A FAMILY of eight living in a two-bedroom council flat want to be moved from their mouldy and cramped home into one more suitable for their needs.

Darren Smith and his partner Louise Pettett, of Storrington Close, Hangleton, have been trying to force through a move with Brighton and Hove City Council and fear they may have to move to another part of the city.

The couple are sleeping on a sofa bed in the living room with their one-year-old baby in a cot next to them, while four children aged from four to 11 share a bedroom and the eldest has her own room.

They say the mould and damp has led to mental and physical health issues for the entire family.

Mr Smith, a lorry driver who works six days a week, said: “You can’t do normal family things because there is no space, and none of us get any privacy.

“It is unlivable. The mould means the young kids are always ill, but we can’t leave the windows open because they sleep under them and it would be too cold for them during the day and night.”

The council’s housing policy states that for a family of eight, a four-bedroom house would be the appropriate size.

Mr Smith, 42, also suffers from chronic obstructive pulmonary disease, and he said the mould has made his breathing problems worse.

He also feels that his children cannot live a normal life, saying: “They have friends come round every now and then, but not often.

“Just so one of them can have a friend round we have to wait until another one of them goes out. It’s ridiculous.”

Miss Pettett has lived in the flat for 15 years and has fallen out of love with her family home.

She said: “It’s horrible – I hate it. It makes me feel depressed living here now.

“I know how lucky we are just to have a roof over our heads, but we don’t deserve this. Darren works hard and pays his way like everyone else.

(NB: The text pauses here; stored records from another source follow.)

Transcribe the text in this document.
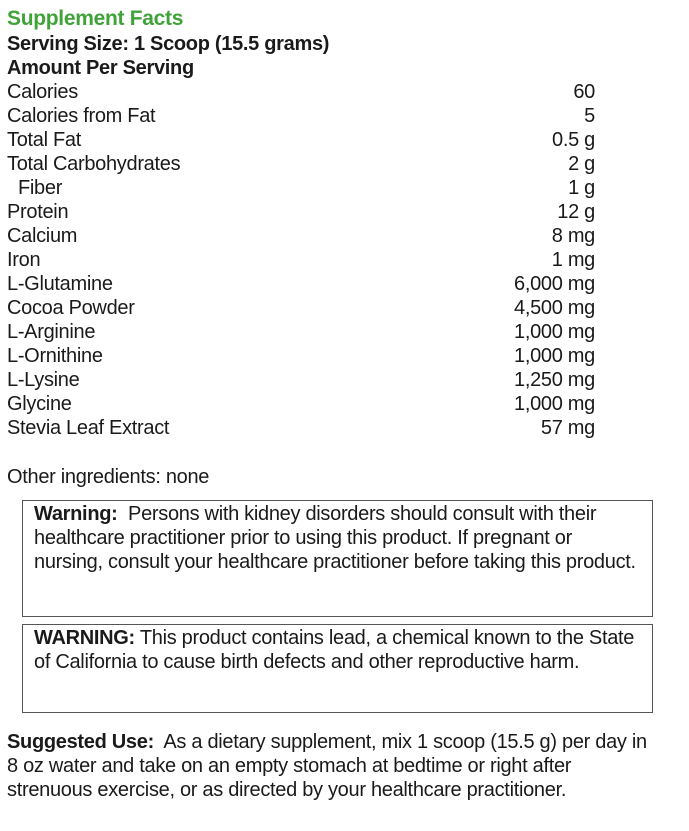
Supplement Facts
Serving Size: 1 Scoop (15.5 grams)
Amount Per Serving
Calories	60
Calories from Fat	5
Total Fat	0.5 g
Total Carbohydrates	2 g
Fiber	1 g
Protein	12 g
Calcium	8 mg
Iron	1 mg
L-Glutamine	6,000 mg
Cocoa Powder	4,500 mg
L-Arginine	1,000 mg
L-Ornithine	1,000 mg
L-Lysine	1,250 mg
Glycine	1,000 mg
Stevia Leaf Extract	57 mg
Other ingredients: none
Warning: Persons with kidney disorders should consult with their healthcare practitioner prior to using this product. If pregnant or nursing, consult your healthcare practitioner before taking this product.
WARNING: This product contains lead, a chemical known to the State of California to cause birth defects and other reproductive harm.
Suggested Use: As a dietary supplement, mix 1 scoop (15.5 g) per day in 8 oz water and take on an empty stomach at bedtime or right after strenuous exercise, or as directed by your healthcare practitioner.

“We get grief off of people for the kids playing outside and it isn’t fair on them. Sometimes people tell them off without even speaking to us.”

The 38-year-old suffers with depression and claustrophobia, and feels she needs to stay in Hangleton. Her support network is in the area, which is why they do not want to leave Hangleton, as well as their children going to nearby schools.

Her eldest child Charleigh, 15, goes to Blatchington Mill high school.

Charleigh said: “Living in such a small space makes my mood low all the time and I always feel stressed when I’m at home.

“It is starting to affect my school life now as well.”

In response to what the family told The Argus, a council spokeswoman said: “The council has very few four and five bedroom properties which rarely become available.

“Tenants need to be as flexible as possible to maximise their chances.

“If the situation is so overcrowded, or conditions so bad that the family are effectively homeless, then they are offered help in finding alternative private rented accommodation. This gives families more choice over the area they live in. Unfortunately not all households want this type of assistance.”


SADLY the level of overcrowding experienced by the family of Darren Smith and Louise Pettett is not unusual in the city.

Councillor Tracey Hill, lead member for the private rented sector, said she came across two instances of a family of six living in a two-bed house and one occasion of five living in a one bedroom house during routine visits around the Hollingdean estate.

Relocating families that have outgrown their surroundings is no easy matter with very few large family houses on the council housing register.

The city has one of the highest proportions of overcrowded households, with at least one less bedroom than required, affecting one in 14 households.

In a move to free up larger houses, the council offers an incentive scheme for families to downsize from larger family homes they no longer need. Tenants can receive up to £2,500 for downsizing.

Cllr Hill said: “There is a shortage of those types of larger family homes. We don’t need hundreds of them but we do need a few more. Quite often people will say ‘why hasn’t the council moved us?’ but we’re not able to do that if no suitable houses are available.”

Families can suffer from varying levels of overcrowding which impacts the speed with which they can be rehoused. Those suffering from severe overcrowding, lacking two or more separate bedrooms, will be placed on Band B while in more extreme cases where families are judged to be statutorily overcrowded, they can be bumped up to Band A.

But while being on Band A improves chances, placing residents among the top two per cent, it is no guarantee of a quick move in a city where thousands are waiting to be housed.

The alternative of the private sector though is out of reach for most.

Cllr Hill said: “They are phenomenally expensive in the private sector.”

In a bid to tackle the shortage of larger family homes, the council’s housing committee agreed to build six four-bed homes in Lynchet Close but not before an almighty debate over build costs and rents.

Eventually opposition councillors were successful in getting the council to drop initial rent proposals of £1,400 per month to Living Wage levels.